In her debut collection, The Price of Scarlet, author Brianna Noll fuses the scientific and fantastic, posing probing questions that explore the paradoxes of experience. Obscuring the line between what is literal and what is figurative, Noll interweaves themes of creation, art, and nature, giving voice to real and imagined figures such as woolly mammoths, star-nosed moles, cells, Mylar balloons, and puzzle boxes. Collectively, the poems draw significantly on Japanese culture and language in their imagery, with cultural nuances and implication embedded in words and expressions. Her work offers way of seeing the world that exceed our lived experience, begging the reader to consider how far we are willing to go when faced with roadblocks, doubts, and uncertainties.
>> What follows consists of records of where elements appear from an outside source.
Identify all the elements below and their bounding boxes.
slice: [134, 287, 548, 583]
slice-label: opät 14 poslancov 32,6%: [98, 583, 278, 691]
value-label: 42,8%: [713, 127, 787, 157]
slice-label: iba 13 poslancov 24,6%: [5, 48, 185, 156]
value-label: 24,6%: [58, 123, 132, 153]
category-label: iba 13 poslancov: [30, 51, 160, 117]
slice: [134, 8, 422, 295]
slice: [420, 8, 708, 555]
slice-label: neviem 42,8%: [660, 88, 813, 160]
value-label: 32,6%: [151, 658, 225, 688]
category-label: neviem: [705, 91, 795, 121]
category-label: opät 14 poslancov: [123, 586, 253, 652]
The Price of Scarlet is the second book published in the University Press of Kentucky New Poetry and Prose Series, sponsored by Centre College and edited by Lisa Williams, author of Gazelle in the House. The inaugural book the series, Insurrections: Stories by Rion Amilar Scott, won the 2017 PEN/Robert W. Bingham Prize for Debut Fiction. The 2017 Chicago Review of Book Awards will be presented to the winners at Volumes Bookcafe during a free awards ceremony at 1474 N. Milwaukee Avenue in Chicago, Illinois, on Friday December 1, 2017.
Brianna Noll is a postdoctoral fellow in teaching and mentoring in the Honors College at the University of Illinois at Chicago. In 2013, she helped found the literary magazine, The Account: A Journal of Poetry, Prose, and Thought, for which she serves as poetry editor. Her poems have appeared in numerous journals, including the Georgia Review, 32 Poems, Kenyon Review Online, Passages North, Puerto del Sol, and Salt Hill.